Input analog voltage V0 = 0.73 [V]
Therefore, V0 < VDA, and comparator 2
4 outputs "L" level. Therefore, the conversion control circuit 20 determines that the fifth upper bit (5thB) = 0,
Set 5-bit data D5 = 10000.

If the input analog voltage V0 is 0
．． If it were 0.76 [V] instead of 73 [V],
D5=10001.

(D) Input analog voltage V0 = 0.27
In the case of [V], since (4thB) = 0, the average value VAVE5 of the reference point setting value 0.25 [V] of the sub reference point register A39 and the average value VAVE4 = 0.275 [V]
=(0.25+0.275)/2=0.2625 is calculated and VAVE4 is copied to the sub reference point register B40. In other words, since (4thB) = 0, the sub reference point register A39 with a reference point setting value smaller than the average value VAVE4 = 0.275 [V] is selected. That's true. And the average value VA
VE5 is transferred to the D/A conversion circuit 22 and set as the comparison reference analog value VDA. That is, VDA=V
AVE5=0.2626.

Input analog voltage V0 = 0.27 [V]
Therefore, V0 ≧VDA, and comparator 2
4 outputs "H" level. Therefore, the conversion control circuit 20 determines that the fifth upper bit (5thB) = 1,
Set 5-bit data D5 =00001.

If the input analog voltage V0 is 0
．． If it were 0.26 [V] instead of 27 [V],
D5=00000.

As described above, the 5-bit data D5
Since up to the least significant bit (LSB) has been determined, the conversion control circuit 20 ends the A/D conversion operation. Then, the conversion control circuit 20 finally determines the 5-bit data D.
5 is outputted to the digital data input/output terminal 36 consisting of five lines, and the status terminal 32 is set to the "H" level.

[0082]

As described above, according to the present invention, any comparison standard analog value can be freely preset in the reference point register, so that when changing A/D conversion characteristics, it is possible to preset the reference point register as desired. Unlike the example, there is no need to worry about replacing filters for variable characteristics, and all you have to do is change the input values. That is, characteristics can be changed quickly and easily. Further, since any value can be selected as the reference point setting value, it is possible to provide an extremely wide variety of A/D conversion characteristics. However, there is no need to increase costs, and in fact, it is possible to promote cost reductions.

[Brief explanation of drawings]

FIG. 1 is a block circuit diagram showing a variable characteristic A/D converter according to an embodiment of the present invention.

FIG. 2 is a conversion characteristic diagram between a register number of a reference point register and a comparison reference analog value by a D/A conversion circuit according to the embodiment.
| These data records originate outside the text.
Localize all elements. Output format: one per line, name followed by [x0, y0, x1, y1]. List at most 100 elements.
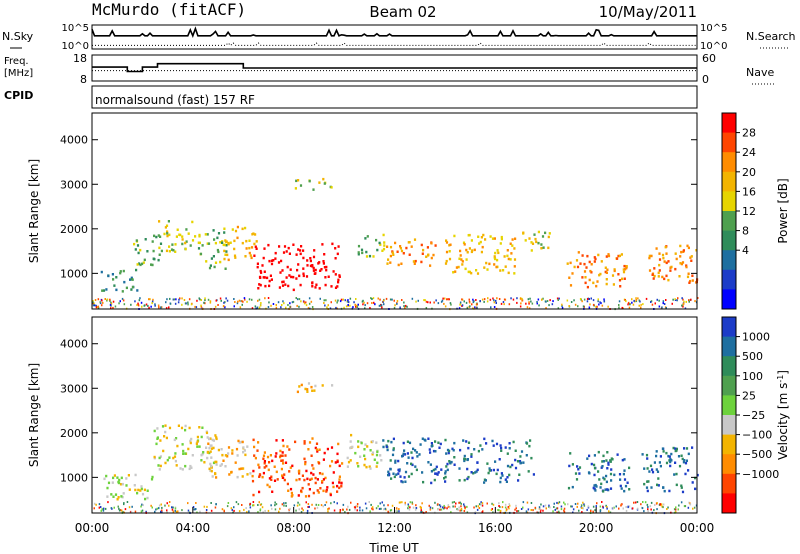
range-cell: [509, 465, 512, 469]
range-cell: [387, 439, 390, 443]
range-cell: [672, 298, 674, 301]
range-cell: [303, 302, 306, 305]
range-cell: [272, 259, 275, 262]
range-cell: [119, 271, 122, 275]
range-cell: [208, 451, 211, 455]
range-cell: [294, 187, 297, 190]
range-cell: [318, 472, 322, 475]
range-cell: [326, 306, 328, 309]
range-cell: [389, 509, 392, 512]
colorbar-segment: [722, 317, 736, 338]
range-cell: [658, 252, 661, 255]
range-cell: [165, 436, 168, 440]
range-cell: [368, 501, 370, 503]
range-cell: [507, 506, 510, 509]
range-cell: [410, 451, 413, 454]
range-cell: [486, 300, 489, 303]
range-cell: [295, 297, 297, 299]
range-cell: [164, 430, 167, 434]
range-cell: [537, 298, 540, 301]
range-cell: [600, 466, 603, 469]
range-cell: [368, 254, 372, 258]
range-cell: [117, 496, 120, 499]
range-cell: [307, 448, 310, 451]
range-cell: [440, 468, 443, 471]
range-cell: [209, 264, 212, 267]
range-cell: [225, 240, 228, 243]
range-cell: [426, 246, 429, 249]
range-cell: [335, 306, 337, 309]
range-cell: [387, 473, 390, 477]
range-cell: [534, 506, 537, 509]
range-cell: [338, 481, 341, 484]
range-cell: [95, 306, 98, 309]
range-cell: [593, 256, 596, 259]
range-cell: [379, 502, 381, 505]
range-cell: [470, 455, 473, 458]
range-cell: [97, 298, 100, 301]
range-cell: [466, 251, 469, 254]
range-cell: [446, 468, 449, 472]
range-cell: [380, 303, 382, 306]
range-cell: [675, 257, 678, 261]
range-cell: [161, 425, 165, 428]
range-cell: [315, 503, 317, 506]
range-cell: [391, 504, 394, 507]
range-cell: [215, 437, 218, 441]
range-cell: [200, 459, 203, 462]
range-cell: [685, 264, 688, 267]
range-cell: [569, 452, 572, 455]
range-cell: [230, 470, 233, 474]
range-cell: [662, 506, 664, 509]
range-cell: [491, 237, 495, 240]
range-cell: [153, 455, 156, 459]
range-cell: [421, 510, 423, 513]
range-cell: [318, 287, 321, 290]
range-cell: [168, 233, 171, 237]
range-cell: [318, 462, 321, 465]
range-cell: [205, 446, 208, 449]
range-cell: [613, 269, 616, 273]
range-cell: [520, 508, 523, 510]
range-cell: [605, 278, 608, 281]
range-cell: [387, 470, 390, 474]
range-cell: [596, 305, 598, 308]
range-cell: [477, 449, 480, 453]
range-cell: [359, 506, 361, 509]
range-cell: [499, 476, 502, 480]
range-cell: [256, 306, 259, 309]
range-cell: [618, 300, 621, 303]
range-cell: [295, 509, 297, 512]
range-cell: [246, 511, 248, 514]
range-cell: [568, 464, 571, 468]
range-cell: [449, 506, 451, 509]
range-cell: [252, 438, 255, 442]
range-cell: [579, 262, 582, 265]
range-cell: [681, 297, 683, 300]
range-cell: [302, 509, 304, 512]
range-cell: [557, 510, 560, 513]
range-cell: [349, 297, 352, 300]
range-cell: [357, 251, 360, 254]
range-cell: [498, 458, 501, 461]
range-cell: [134, 473, 137, 477]
range-cell: [538, 304, 540, 307]
x-tick-label: 12:00: [377, 521, 412, 535]
range-cell: [219, 241, 222, 244]
range-cell: [236, 225, 239, 229]
range-cell: [205, 260, 208, 263]
range-cell: [605, 271, 608, 274]
range-cell: [181, 242, 184, 246]
range-cell: [525, 302, 527, 305]
range-cell: [131, 505, 133, 508]
range-cell: [407, 507, 409, 510]
range-cell: [498, 502, 500, 505]
range-cell: [402, 441, 405, 445]
range-cell: [274, 508, 277, 511]
range-cell: [139, 263, 142, 267]
range-cell: [545, 507, 547, 510]
range-cell: [429, 506, 432, 509]
range-cell: [300, 245, 303, 248]
range-cell: [689, 503, 692, 506]
range-cell: [217, 232, 221, 235]
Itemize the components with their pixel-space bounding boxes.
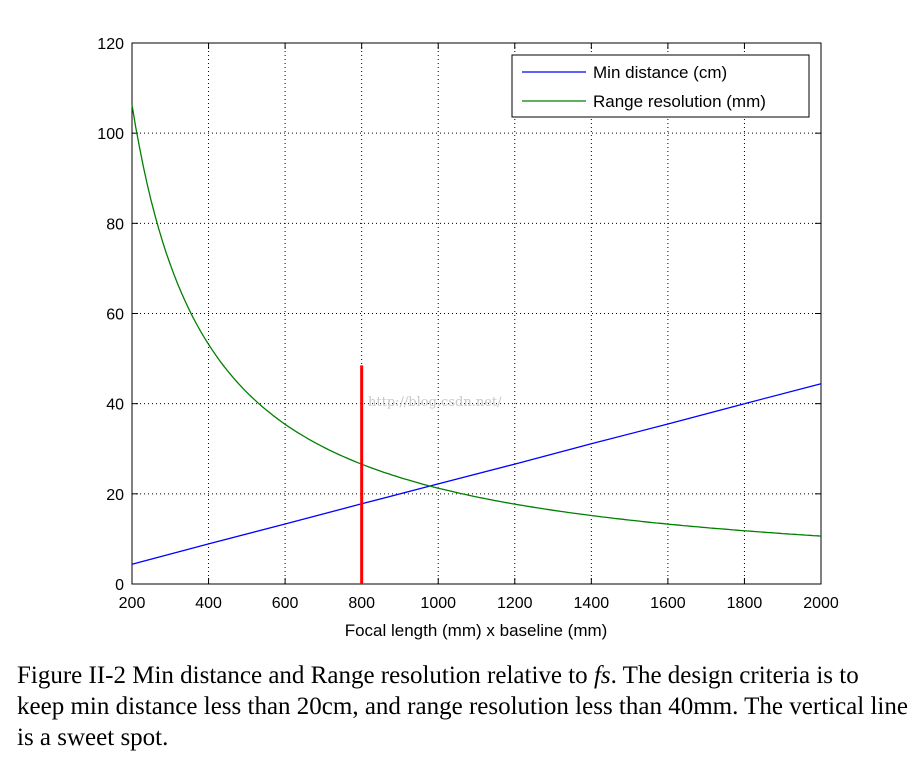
figure-caption: Figure II-2 Min distance and Range resol… [17, 660, 912, 753]
legend: Min distance (cm) Range resolution (mm) [511, 54, 810, 118]
y-tick-label: 80 [106, 216, 124, 233]
y-tick-label: 20 [106, 487, 124, 504]
x-tick-label: 200 [119, 595, 146, 612]
x-tick-labels: 200 400 600 800 1000 1200 1400 1600 1800 2000 [119, 595, 839, 612]
y-tick-label: 100 [97, 126, 124, 143]
x-tick-label: 400 [195, 595, 222, 612]
caption-text: Figure II-2 Min distance and Range resol… [17, 662, 594, 689]
caption-emphasis: fs [593, 662, 611, 689]
series-range-resolution-line [131, 104, 822, 537]
watermark-text: http://blog.csdn.net/ [368, 395, 502, 410]
x-tick-label: 600 [272, 595, 299, 612]
x-tick-label: 1000 [420, 595, 456, 612]
y-tick-labels: 0 20 40 60 80 100 120 [97, 36, 124, 594]
grid-lines [132, 43, 821, 584]
series-lines [131, 104, 822, 565]
x-tick-label: 2000 [803, 595, 839, 612]
y-tick-label: 0 [115, 577, 124, 594]
chart: 200 400 600 800 1000 1200 1400 1600 1800 2000 020… [97, 36, 839, 640]
legend-label-range-resolution: Range resolution (mm) [593, 92, 766, 111]
y-tick-label: 60 [106, 307, 124, 324]
caption-text-rest: . The design criteria is to keep min dis… [17, 662, 908, 751]
y-tick-label: 120 [97, 36, 124, 53]
x-axis-label: Focal length (mm) x baseline (mm) [345, 621, 608, 640]
x-tick-label: 1600 [650, 595, 686, 612]
series-min-distance-line [131, 383, 822, 565]
x-tick-label: 1800 [727, 595, 763, 612]
legend-label-min-distance: Min distance (cm) [593, 63, 727, 82]
legend-box [511, 54, 810, 118]
x-tick-label: 1400 [574, 595, 610, 612]
y-tick-label: 40 [106, 397, 124, 414]
x-tick-label: 800 [348, 595, 375, 612]
x-tick-label: 1200 [497, 595, 533, 612]
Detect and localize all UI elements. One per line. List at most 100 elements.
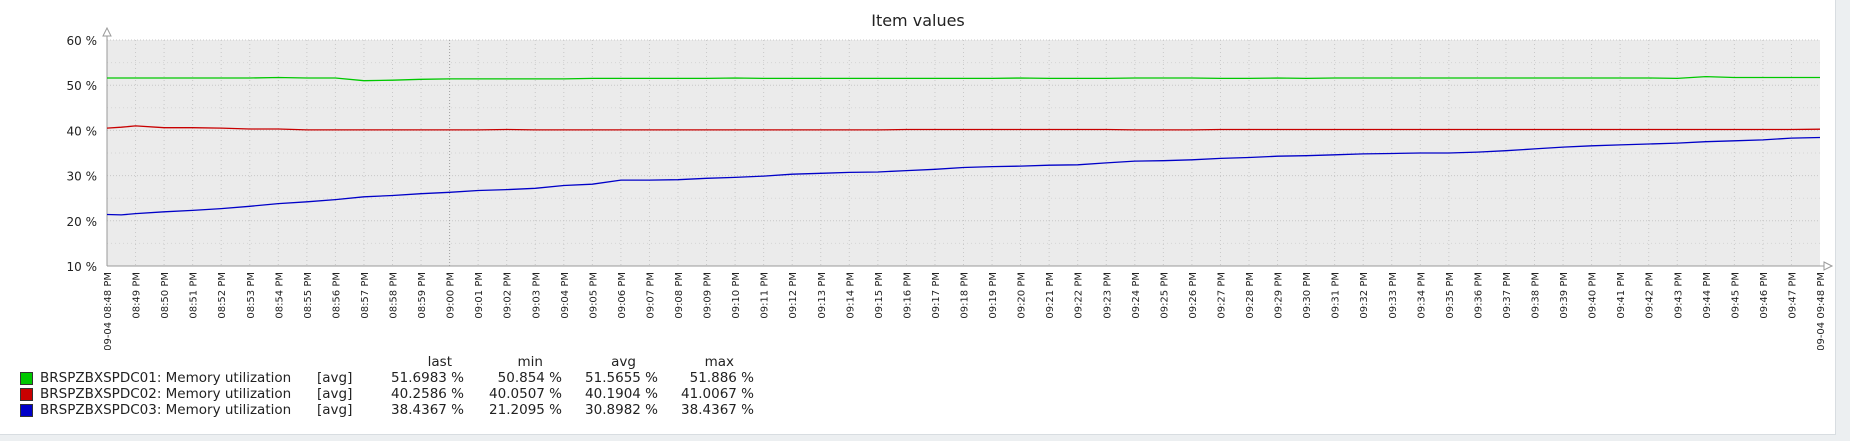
graph-panel: Item values 10 % 20 % 30 % 40 % 50 % 60 % 09-… (0, 0, 1836, 435)
legend-series-func: [avg] (317, 386, 353, 402)
x-start-label: 09-04 08:48 PM (103, 272, 114, 350)
x-tick-label: 08:56 PM (331, 272, 342, 319)
legend-avg-value: 51.5655 % (585, 370, 658, 386)
legend-header-min: min (517, 354, 543, 370)
x-tick-label: 09:14 PM (845, 272, 856, 319)
x-tick-label: 09:33 PM (1388, 272, 1399, 319)
x-tick-label: 09:26 PM (1188, 272, 1199, 319)
x-tick-label: 09:13 PM (817, 272, 828, 319)
x-tick-label: 09:43 PM (1673, 272, 1684, 319)
x-tick-label: 08:50 PM (160, 272, 171, 319)
x-tick-label: 09:28 PM (1245, 272, 1256, 319)
legend-series-func: [avg] (317, 402, 353, 418)
y-axis-labels: 10 % 20 % 30 % 40 % 50 % 60 % (67, 34, 98, 274)
series-line-2 (106, 125, 1821, 131)
legend-series-func: [avg] (317, 370, 353, 386)
x-tick-label: 09:08 PM (674, 272, 685, 319)
x-tick-label: 08:53 PM (246, 272, 257, 319)
x-tick-label: 09:32 PM (1359, 272, 1370, 319)
series-line-3 (106, 136, 1821, 216)
x-tick-label: 09:21 PM (1045, 272, 1056, 319)
x-tick-label: 09:47 PM (1787, 272, 1798, 319)
x-tick-label: 09:41 PM (1616, 272, 1627, 319)
legend-min-value: 40.0507 % (489, 386, 562, 402)
y-tick-label: 20 % (67, 215, 98, 229)
x-axis-labels: 09-04 08:48 PM 08:49 PM 08:50 PM 08:51 PM 08… (103, 272, 1827, 350)
x-tick-label: 09:17 PM (931, 272, 942, 319)
x-tick-label: 09:12 PM (788, 272, 799, 319)
legend-swatch-dc03 (20, 404, 33, 417)
x-tick-label: 09:06 PM (617, 272, 628, 319)
legend-series-name: BRSPZBXSPDC01: Memory utilization (40, 370, 292, 386)
x-tick-label: 08:59 PM (417, 272, 428, 319)
x-tick-label: 09:25 PM (1159, 272, 1170, 319)
legend-series-name: BRSPZBXSPDC03: Memory utilization (40, 402, 292, 418)
x-tick-label: 09:24 PM (1131, 272, 1142, 319)
x-tick-label: 09:23 PM (1102, 272, 1113, 319)
x-tick-label: 09:19 PM (988, 272, 999, 319)
x-tick-label: 09:42 PM (1645, 272, 1656, 319)
legend-series-name: BRSPZBXSPDC02: Memory utilization (40, 386, 292, 402)
legend-max-value: 51.886 % (689, 370, 754, 386)
legend-avg-value: 30.8982 % (585, 402, 658, 418)
x-tick-label: 08:51 PM (189, 272, 200, 319)
x-tick-label: 09:30 PM (1302, 272, 1313, 319)
x-tick-label: 09:38 PM (1531, 272, 1542, 319)
x-tick-label: 09:22 PM (1074, 272, 1085, 319)
y-tick-label: 10 % (67, 260, 98, 274)
legend-max-value: 41.0067 % (681, 386, 754, 402)
y-axis-arrow (102, 26, 112, 37)
y-tick-label: 60 % (67, 34, 98, 48)
x-tick-label: 08:49 PM (132, 272, 143, 319)
x-tick-label: 09:09 PM (703, 272, 714, 319)
x-end-label: 09-04 09:48 PM (1816, 272, 1827, 350)
x-tick-label: 09:15 PM (874, 272, 885, 319)
y-tick-label: 50 % (67, 79, 98, 93)
x-tick-label: 08:58 PM (389, 272, 400, 319)
x-tick-label: 09:16 PM (902, 272, 913, 319)
legend-max-value: 38.4367 % (681, 402, 754, 418)
x-tick-label: 09:40 PM (1588, 272, 1599, 319)
x-tick-label: 08:52 PM (217, 272, 228, 319)
series-line-1 (107, 75, 1820, 82)
x-tick-label: 09:34 PM (1416, 272, 1427, 319)
legend-min-value: 50.854 % (497, 370, 562, 386)
x-tick-label: 09:03 PM (531, 272, 542, 319)
x-tick-label: 09:35 PM (1445, 272, 1456, 319)
x-tick-label: 09:31 PM (1331, 272, 1342, 319)
axes (102, 26, 1834, 271)
legend-header-last: last (427, 354, 452, 370)
chart-title: Item values (871, 11, 965, 30)
x-tick-label: 09:00 PM (446, 272, 457, 319)
x-tick-label: 09:36 PM (1473, 272, 1484, 319)
x-tick-label: 09:27 PM (1216, 272, 1227, 319)
x-tick-label: 09:46 PM (1759, 272, 1770, 319)
x-tick-label: 09:29 PM (1274, 272, 1285, 319)
x-tick-label: 09:45 PM (1730, 272, 1741, 319)
y-tick-label: 30 % (67, 170, 98, 184)
series-lines (106, 75, 1821, 216)
x-tick-label: 09:01 PM (474, 272, 485, 319)
x-tick-label: 09:04 PM (560, 272, 571, 319)
y-tick-label: 40 % (67, 124, 98, 138)
x-tick-label: 09:10 PM (731, 272, 742, 319)
x-tick-label: 09:07 PM (645, 272, 656, 319)
legend-header-avg: avg (611, 354, 636, 370)
legend-last-value: 51.6983 % (391, 370, 464, 386)
legend-header-max: max (704, 354, 734, 370)
x-axis-arrow (1823, 261, 1834, 271)
x-tick-label: 08:55 PM (303, 272, 314, 319)
legend-swatch-dc02 (20, 388, 33, 401)
x-tick-label: 09:18 PM (960, 272, 971, 319)
legend-avg-value: 40.1904 % (585, 386, 658, 402)
x-tick-label: 09:02 PM (503, 272, 514, 319)
legend-last-value: 40.2586 % (391, 386, 464, 402)
x-tick-label: 08:57 PM (360, 272, 371, 319)
legend-min-value: 21.2095 % (489, 402, 562, 418)
x-tick-label: 09:44 PM (1702, 272, 1713, 319)
line-chart: Item values 10 % 20 % 30 % 40 % 50 % 60 % 09-… (67, 11, 1834, 350)
x-tick-label: 09:37 PM (1502, 272, 1513, 319)
x-tick-label: 08:54 PM (274, 272, 285, 319)
legend-swatch-dc01 (20, 372, 33, 385)
x-tick-label: 09:05 PM (588, 272, 599, 319)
[Figure 3] Variable characteristic A using a conventional characteristic variable filter
FIG. 2 is a block circuit diagram showing a /D converter.

[Explanation of symbols]

20 Conversion control circuit 3
4 Analog input terminal 22 D/A conversion circuit 36
Digital data input/output terminal 24 Comparator 3
8 Variable characteristic A/D converter 26 Reference point register 39
Sub-reference register A 28 Preset/conversion terminal 40
Sub-reference register B 30 Start terminal V
0 Input analog voltage 32 Status terminal VD
A Comparison reference analog value

Claims (1)

[Claims] 1. A comparator that compares an input analog voltage applied to an analog input terminal with a comparison reference analog value output from a D/A conversion circuit; A variable characteristic A/D converter comprising a conversion control circuit that sequentially updates a comparison reference analog value to be transferred and set to a circuit,
a plurality of reference point registers capable of externally presetting arbitrary values as comparison reference analog values read by the conversion control circuit and transferred to the D/A conversion circuit; and two sub-references for interpolating between the reference point registers. A variable characteristic A/D converter characterized by being provided with a point register.